20 milliards euros de dette
« Il y a une forme d’inquiétude » exprime Abdelkader Choukrane, responsable syndical UNSA au niveau du groupe Altice. En France, Altice est la maison mère de SFR ainsi que des chaînes de télévision BFM et RMC. En 2022, le chiffre d’affaires d’Altice France s’élevait à 11,3 milliards tandis que sa dette dépassait les 20 milliards d’euros. À la demande des syndicats, un conseil social et économique central exceptionnel a été organisé ce mercredi 2 août. « Ce qu’on a appris par la presse portugaise crée des inquiétudes sur l’endettement de SFR à terme.

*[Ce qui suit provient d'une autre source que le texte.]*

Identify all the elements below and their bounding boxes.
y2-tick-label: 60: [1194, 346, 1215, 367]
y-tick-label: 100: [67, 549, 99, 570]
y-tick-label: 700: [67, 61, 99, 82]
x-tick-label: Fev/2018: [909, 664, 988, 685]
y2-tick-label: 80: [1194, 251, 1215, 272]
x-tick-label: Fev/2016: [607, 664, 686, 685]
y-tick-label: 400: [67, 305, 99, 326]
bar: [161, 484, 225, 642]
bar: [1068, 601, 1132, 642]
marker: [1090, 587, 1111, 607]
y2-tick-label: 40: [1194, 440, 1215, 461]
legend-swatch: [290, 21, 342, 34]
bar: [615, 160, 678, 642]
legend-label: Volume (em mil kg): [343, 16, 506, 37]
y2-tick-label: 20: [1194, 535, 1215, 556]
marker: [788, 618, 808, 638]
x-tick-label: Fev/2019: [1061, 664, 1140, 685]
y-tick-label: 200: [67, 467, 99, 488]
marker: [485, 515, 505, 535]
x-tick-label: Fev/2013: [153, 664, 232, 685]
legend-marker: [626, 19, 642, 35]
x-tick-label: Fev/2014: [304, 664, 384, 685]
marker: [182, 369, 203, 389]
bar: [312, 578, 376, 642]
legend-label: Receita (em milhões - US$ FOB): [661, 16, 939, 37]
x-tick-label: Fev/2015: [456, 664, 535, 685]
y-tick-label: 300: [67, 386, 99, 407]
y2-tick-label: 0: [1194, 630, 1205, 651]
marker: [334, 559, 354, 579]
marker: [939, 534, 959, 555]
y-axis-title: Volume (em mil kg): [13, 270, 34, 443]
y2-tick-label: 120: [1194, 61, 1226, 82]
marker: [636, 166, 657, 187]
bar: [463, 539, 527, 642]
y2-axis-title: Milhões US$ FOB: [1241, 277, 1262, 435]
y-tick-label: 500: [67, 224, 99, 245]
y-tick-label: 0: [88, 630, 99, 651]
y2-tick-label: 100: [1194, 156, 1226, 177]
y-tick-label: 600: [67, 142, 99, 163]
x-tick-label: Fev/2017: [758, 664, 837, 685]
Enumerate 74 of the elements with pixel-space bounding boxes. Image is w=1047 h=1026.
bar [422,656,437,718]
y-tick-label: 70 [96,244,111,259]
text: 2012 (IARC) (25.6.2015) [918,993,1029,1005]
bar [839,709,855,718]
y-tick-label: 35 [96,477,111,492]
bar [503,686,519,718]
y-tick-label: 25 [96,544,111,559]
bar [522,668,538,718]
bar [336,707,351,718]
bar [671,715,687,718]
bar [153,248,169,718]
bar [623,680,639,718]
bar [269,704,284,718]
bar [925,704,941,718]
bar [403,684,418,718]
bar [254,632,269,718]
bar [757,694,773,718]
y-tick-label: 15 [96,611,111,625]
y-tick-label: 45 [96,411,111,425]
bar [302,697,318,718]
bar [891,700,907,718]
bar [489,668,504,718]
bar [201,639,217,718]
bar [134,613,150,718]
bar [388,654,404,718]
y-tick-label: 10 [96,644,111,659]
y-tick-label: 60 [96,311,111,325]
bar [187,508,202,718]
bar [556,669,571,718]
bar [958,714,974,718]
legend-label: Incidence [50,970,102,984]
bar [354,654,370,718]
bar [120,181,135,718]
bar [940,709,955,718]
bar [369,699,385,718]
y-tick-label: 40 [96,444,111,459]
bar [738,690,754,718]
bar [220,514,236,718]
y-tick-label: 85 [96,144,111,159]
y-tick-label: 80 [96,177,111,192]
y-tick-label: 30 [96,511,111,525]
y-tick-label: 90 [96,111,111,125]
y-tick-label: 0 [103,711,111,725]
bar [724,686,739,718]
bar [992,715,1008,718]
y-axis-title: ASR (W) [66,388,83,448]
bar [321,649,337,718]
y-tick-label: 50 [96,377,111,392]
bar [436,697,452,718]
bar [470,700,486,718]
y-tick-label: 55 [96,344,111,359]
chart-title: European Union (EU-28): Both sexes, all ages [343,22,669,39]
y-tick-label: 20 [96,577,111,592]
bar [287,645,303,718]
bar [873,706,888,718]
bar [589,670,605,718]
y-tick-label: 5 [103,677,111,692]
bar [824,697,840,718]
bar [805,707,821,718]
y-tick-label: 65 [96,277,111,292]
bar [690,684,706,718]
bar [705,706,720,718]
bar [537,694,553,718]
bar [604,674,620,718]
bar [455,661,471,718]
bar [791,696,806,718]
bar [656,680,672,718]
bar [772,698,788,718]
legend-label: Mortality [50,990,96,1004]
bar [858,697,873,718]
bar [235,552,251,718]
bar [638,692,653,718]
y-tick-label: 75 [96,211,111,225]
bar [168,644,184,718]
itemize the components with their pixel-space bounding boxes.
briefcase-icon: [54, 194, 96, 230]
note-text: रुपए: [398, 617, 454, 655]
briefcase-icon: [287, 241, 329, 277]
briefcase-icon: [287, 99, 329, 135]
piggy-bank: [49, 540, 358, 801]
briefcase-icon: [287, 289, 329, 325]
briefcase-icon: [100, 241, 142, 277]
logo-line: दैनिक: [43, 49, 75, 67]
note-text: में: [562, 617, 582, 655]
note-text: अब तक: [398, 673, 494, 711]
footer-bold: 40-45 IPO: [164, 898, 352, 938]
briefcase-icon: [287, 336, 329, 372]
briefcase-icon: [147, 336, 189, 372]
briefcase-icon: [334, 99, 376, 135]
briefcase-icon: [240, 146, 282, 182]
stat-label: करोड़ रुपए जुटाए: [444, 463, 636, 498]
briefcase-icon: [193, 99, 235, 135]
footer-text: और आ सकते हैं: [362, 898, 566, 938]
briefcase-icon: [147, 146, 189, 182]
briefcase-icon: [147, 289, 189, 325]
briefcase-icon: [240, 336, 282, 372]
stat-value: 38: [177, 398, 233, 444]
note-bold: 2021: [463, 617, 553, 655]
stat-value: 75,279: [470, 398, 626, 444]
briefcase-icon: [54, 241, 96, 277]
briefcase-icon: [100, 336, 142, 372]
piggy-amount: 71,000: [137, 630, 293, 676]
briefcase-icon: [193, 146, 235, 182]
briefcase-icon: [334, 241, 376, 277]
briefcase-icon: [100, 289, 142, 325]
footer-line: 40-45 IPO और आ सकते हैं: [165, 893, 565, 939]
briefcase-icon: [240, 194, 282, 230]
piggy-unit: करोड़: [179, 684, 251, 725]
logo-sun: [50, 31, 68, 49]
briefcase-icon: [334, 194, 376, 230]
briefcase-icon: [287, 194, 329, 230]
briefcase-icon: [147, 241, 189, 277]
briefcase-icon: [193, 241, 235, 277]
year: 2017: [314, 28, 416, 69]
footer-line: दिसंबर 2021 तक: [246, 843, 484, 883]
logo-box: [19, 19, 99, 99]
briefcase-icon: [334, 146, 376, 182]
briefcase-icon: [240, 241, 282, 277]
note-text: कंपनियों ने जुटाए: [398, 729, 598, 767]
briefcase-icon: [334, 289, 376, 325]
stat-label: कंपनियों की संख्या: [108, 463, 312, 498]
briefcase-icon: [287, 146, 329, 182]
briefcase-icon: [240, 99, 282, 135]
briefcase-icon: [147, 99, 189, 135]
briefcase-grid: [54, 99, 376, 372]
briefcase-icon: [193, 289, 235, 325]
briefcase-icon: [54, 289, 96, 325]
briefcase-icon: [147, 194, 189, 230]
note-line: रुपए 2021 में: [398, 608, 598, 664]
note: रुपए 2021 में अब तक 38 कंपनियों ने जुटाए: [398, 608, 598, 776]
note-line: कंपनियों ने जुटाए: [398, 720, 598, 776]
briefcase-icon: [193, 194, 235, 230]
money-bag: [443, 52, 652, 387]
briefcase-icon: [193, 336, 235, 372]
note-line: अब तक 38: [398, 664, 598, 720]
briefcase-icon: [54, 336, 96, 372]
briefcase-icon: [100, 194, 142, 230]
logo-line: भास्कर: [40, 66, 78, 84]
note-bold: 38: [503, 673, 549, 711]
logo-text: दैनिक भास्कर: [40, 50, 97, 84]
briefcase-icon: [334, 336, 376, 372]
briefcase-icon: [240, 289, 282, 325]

Comment va réagir la communauté financière ? » s’interroge Abdelkader Choukrane. Tandis que le pôle médias suscite d’ores et déjà des convoitises.
Cette affaire « n’est pas quelque chose qui était complètement invisible en raison des méthodes utilisées qui imposaient de plus en plus de prestataires portugais » avance de son côté Laurent Penon, membre de la CFDT chez Altice.
Au cours de la réunion, la suspension de Tatiana Agova-Bregou, la patronne des contenus, acquisitions et partenariats chez Altice, a été révélée. Elle a été mise en cause dans des écoutes de la justice portugaise.
Une enquête interne
Contacté par Ouest-France, Altice France a affirmé ne pas vouloir faire de commentaires. Dans un mail interne envoyé à l’ensemble de ses employés, Altice France affirme cependant travailler « activement avec comme priorité la protection de vos intérêts, ceux du groupe et de nos clients ». La direction affirme également dans ce courrier avoir lancé « une enquête interne afin d’identifier précisément tout comportement et pratique qui seraient non conformes aux lois ».
Les 7 et 8 août prochains le PDG d’Altice, Patrick Drahi, présentera lors de conférences téléphoniques les résultats semestriels d’Altice international et d’Altice France. Une prise de parole très attendue où l’homme d’affaires devra tâcher de rassurer ses investisseurs.